Publican ‘rugby tackled’ man with plastic toy gun

A LIMERICK publican used his experience as a rugby player to crash tackle a man who burst into his crowded bar and threatened him with what turned out to be a toy gun.

Publican ‘rugby tackled’ man with plastic toy gun

Donal Mulcahy, who owns Rashers bar in Upper Gerald Griffin Street, told a District Court hearing that he feared for his life and that his hands and legs were shaking as Kieran Dunne pointed what appeared to be a real gun at him.

He said he grabbed a baseball bat and chased Dunne out the door, catching up with him as he was about to get up on his push bike to make a getaway.

“He still had the gun and I rugby tackled him on the ground after he dropped his guard to get up on the bike. I am fast and played rugby all my life.”

He said it was only then he realised the gun Dunne was carrying was plastic.

Dunne, of 5 Colbert Park, Janesboro, Limerick, admitted kicking the door of the pub open and that he had a toy gun in his hand.

He claimed that after chasing him, Mulcahy hit him 10 or 12 times with the baton and he went to the regional hospital. Dunne denied he had a hoodie pulled over his head.

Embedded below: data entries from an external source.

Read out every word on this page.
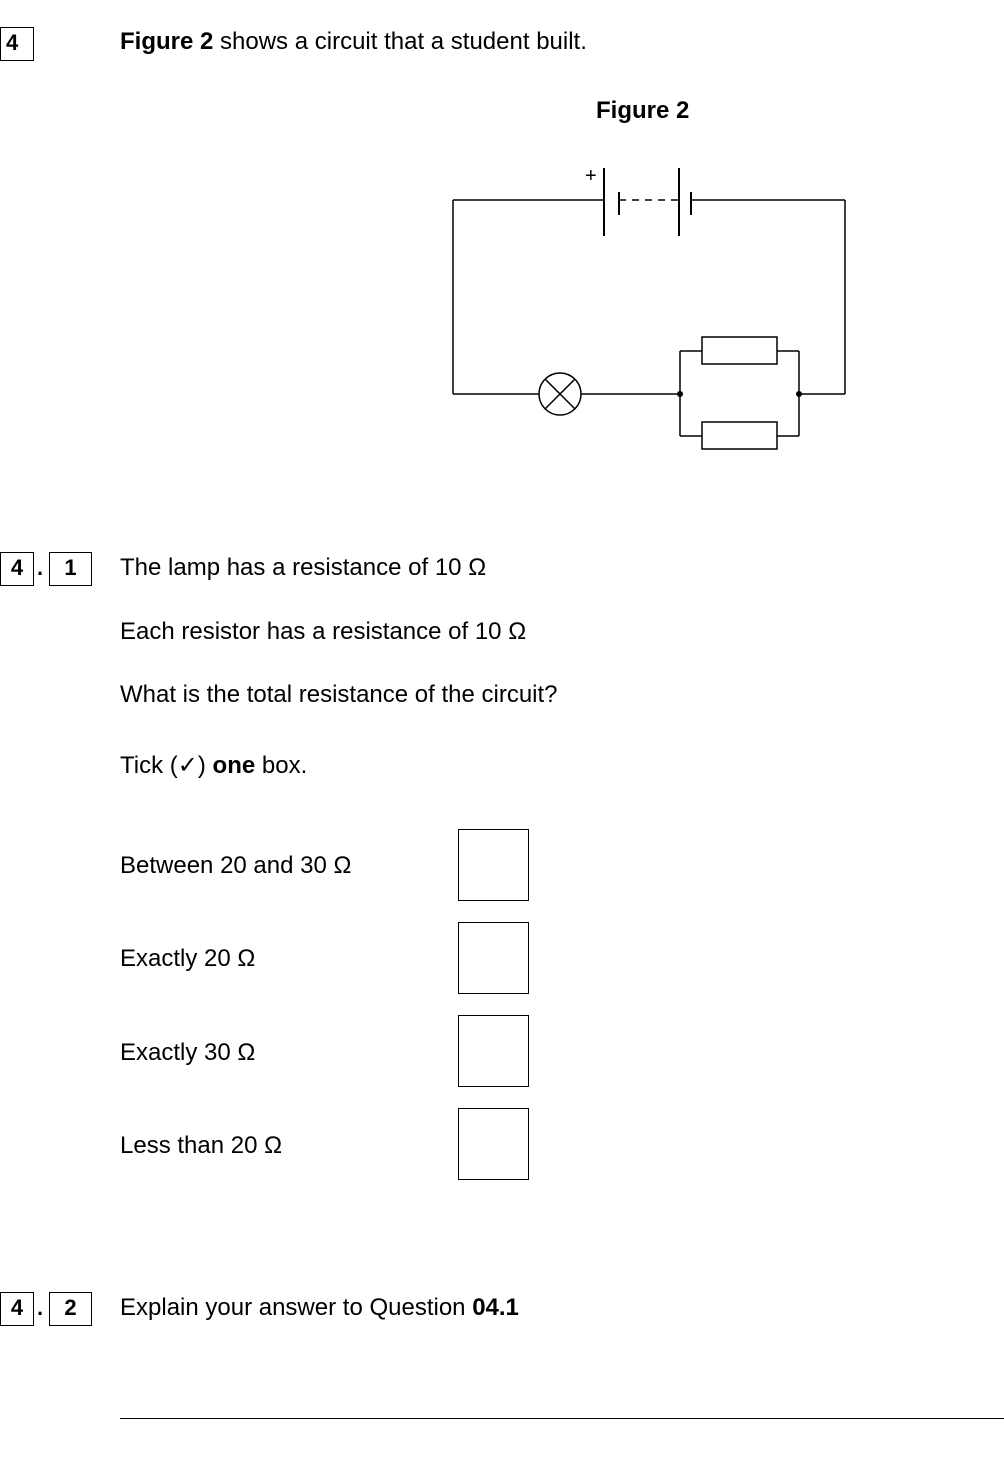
4	Figure 2 shows a circuit that a student built.
Figure 2
+
4 . 1	The lamp has a resistance of 10 Ω
Each resistor has a resistance of 10 Ω
What is the total resistance of the circuit?
Tick (✓) one box.
Between 20 and 30 Ω
Exactly 20 Ω
Exactly 30 Ω
Less than 20 Ω
4 . 2	Explain your answer to Question 04.1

Mulcahy said that when Dunne burst into the bar pointing what appeared to be a real gun at him, he instinctively grabbed a baseball bat to protect himself, his staff and his customers.

“I was afraid for my life,” he said.

Mr Mulcahy denied hitting Dunne with the bat. He said: “If I hit him three or four times with the bat it would have killed him. I did not touch him with it. I am not that type of person.”

Garda Micheal O’Gorman said he went to the scene having been told there was an incident with a firearm. He said that after a period searching, he came upon Dunne in another street and he had a cut on his head. An ambulance took Dunne to hospital.

Garda O’Gorman said they were unable to get a medical report on Dunne from the hospital.

Dunne was charged with using threatening and abusive behaviour in the bar and Mulcahy was charged with assaulting Dunne.

Judge Tom O’Donnell said that for Dunne to walk into a bar even with a toy gun was an act of absolute and utter madness.

He said Mulcahy’s action of taking a wooden bat and chasing Dunne out was an act of madness as well.

He dismissed both charges against the two men, saying the case had not been proved in either instance beyond reasonable doubt.